Outside, the mob disperses quickly at the sight of Jitu standing in their midst. A prostitute wearing too much makeup leaps from her perch, walks over to an idling car, hops inside the passenger door in a hurry, gets kicked out by the driver, then finds herself standing there foolishly. "Can't I get a ride up in here?" she complains to nobody in particular. She paces aimlessly at a distance. Drug dealers hover along a self-imposed perimeter away from the store, staring as their post is momentarily disrupted.

An amused David Leak, 56, watches the spectacle.
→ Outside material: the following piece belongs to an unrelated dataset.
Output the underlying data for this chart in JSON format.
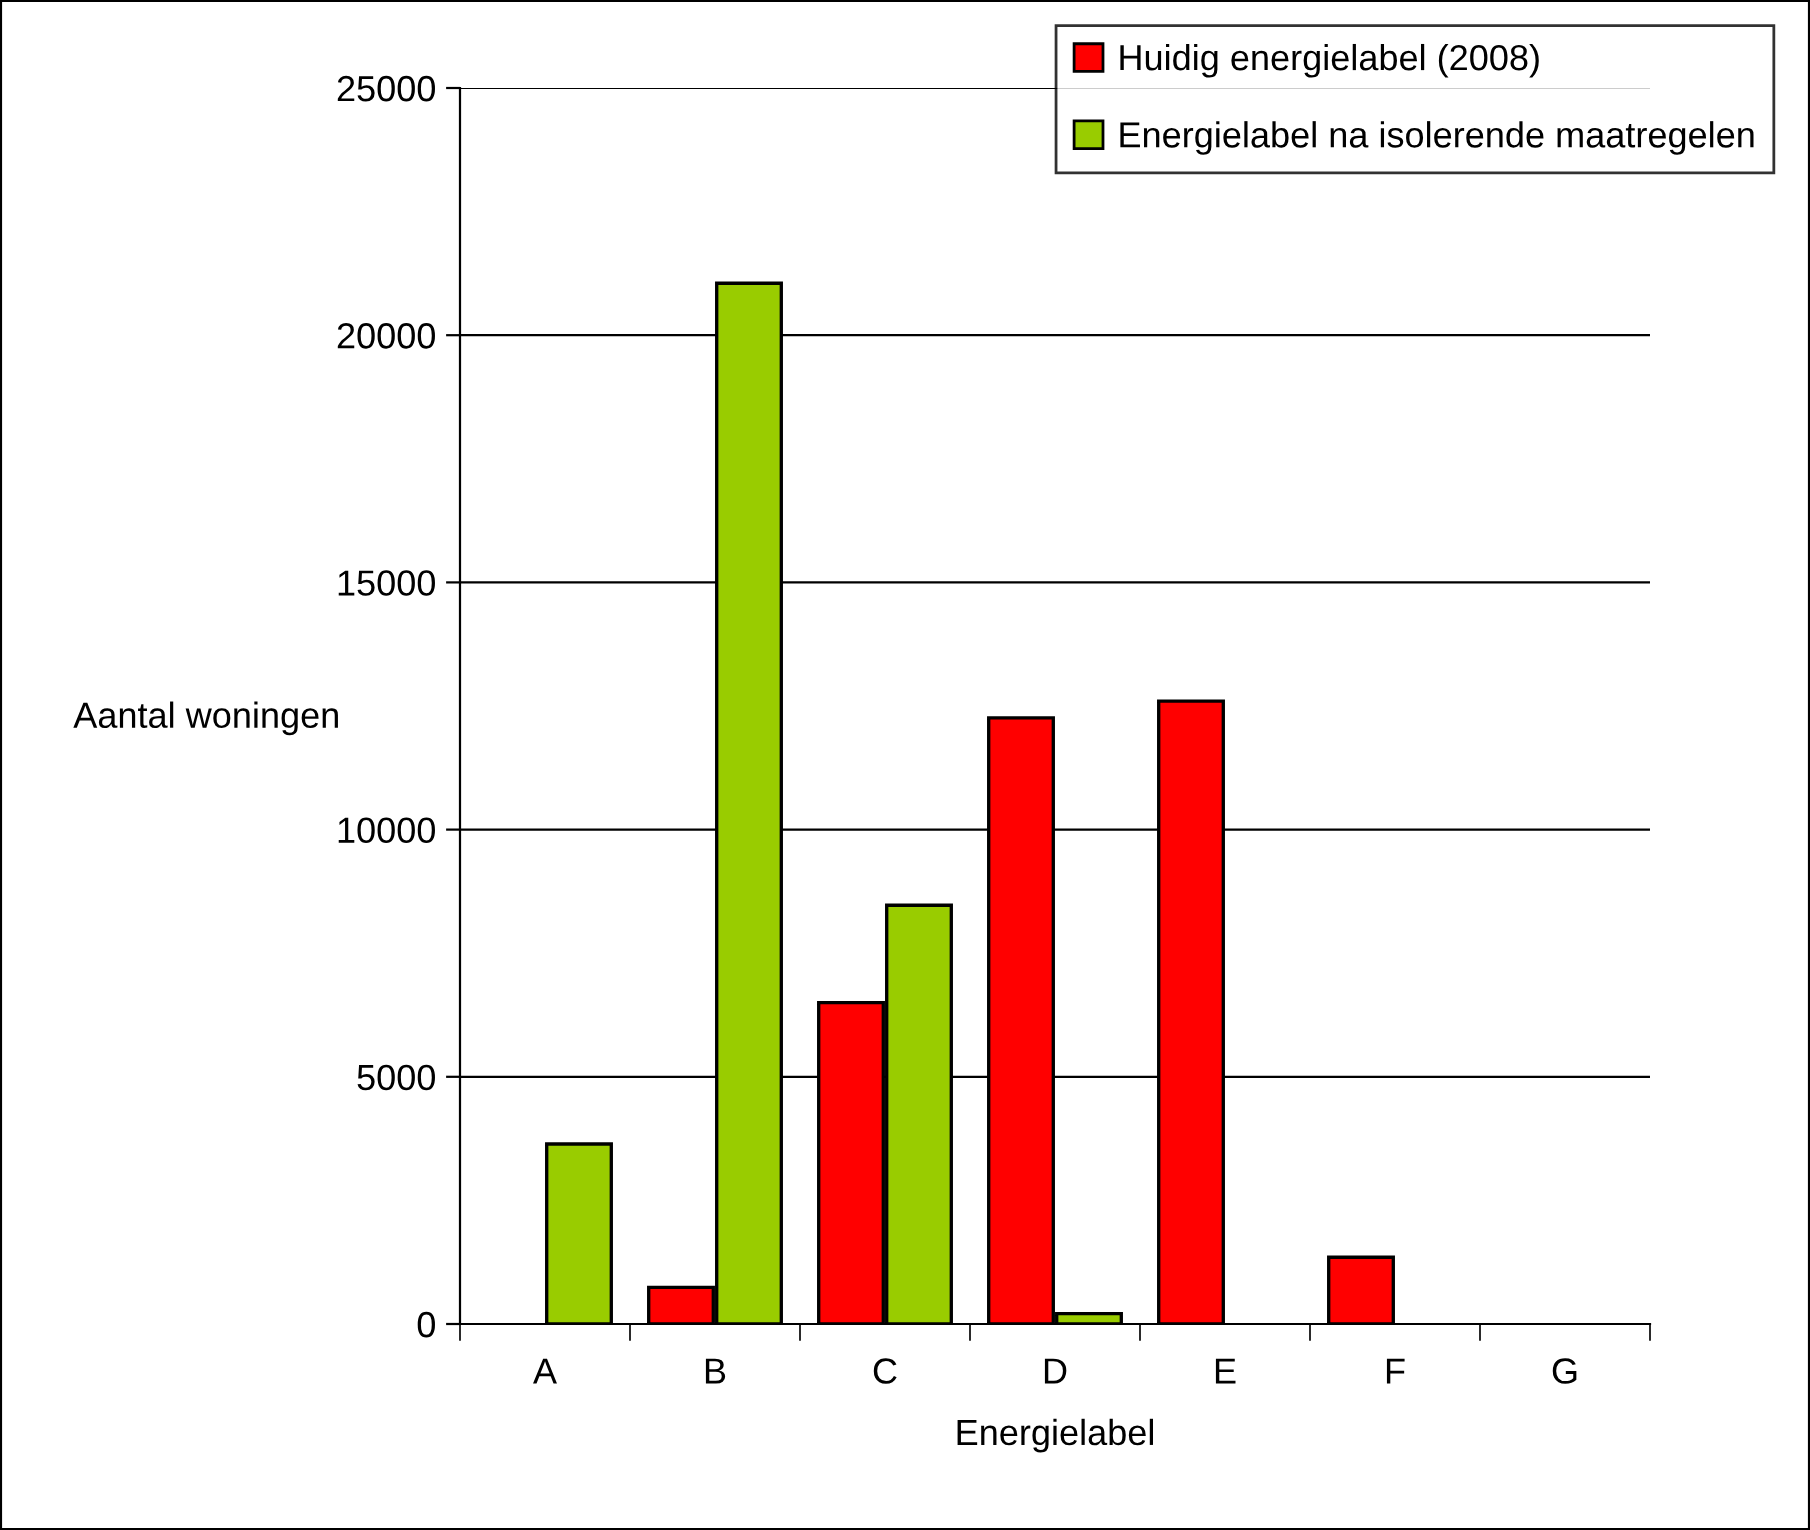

He's haggard, has few teeth and lives in a battered apartment a few blocks away. He professes love for the Patels. "I really hated them the first year, though, because they didn't have no beer," he says. (There was a liquor license transfer issue and the store was dry for a while.) "That was rough for me!" he yells.

Leak explains Tom Boy's allure to loiterers. "One thing, the canopy," he says. "Then you got that box to sit on," he gestures towards a newspaper box, "then you got these bars to sit on," he points to the metal grid that keeps customers from stealing shopping carts. "And then in a psychological sense it's preparing them for jail 'cause they already behind the bars," he says with a dry laugh.

For nearby low-income residents who shopped the grocery store, the loss of Tom Boy means they'll likely have to trek down to University Foods at the Lodge & Warren Ave.

Speaking with Steve Neavling at Motor City Muckraker, one resident said upon seeing a "closed" sign on the shop's door: "You got to be kidding me. What now? Where am I supposed to get food?" The resident told Neavling she couldn't afford to shop at the next closest grocery store: Whole Foods.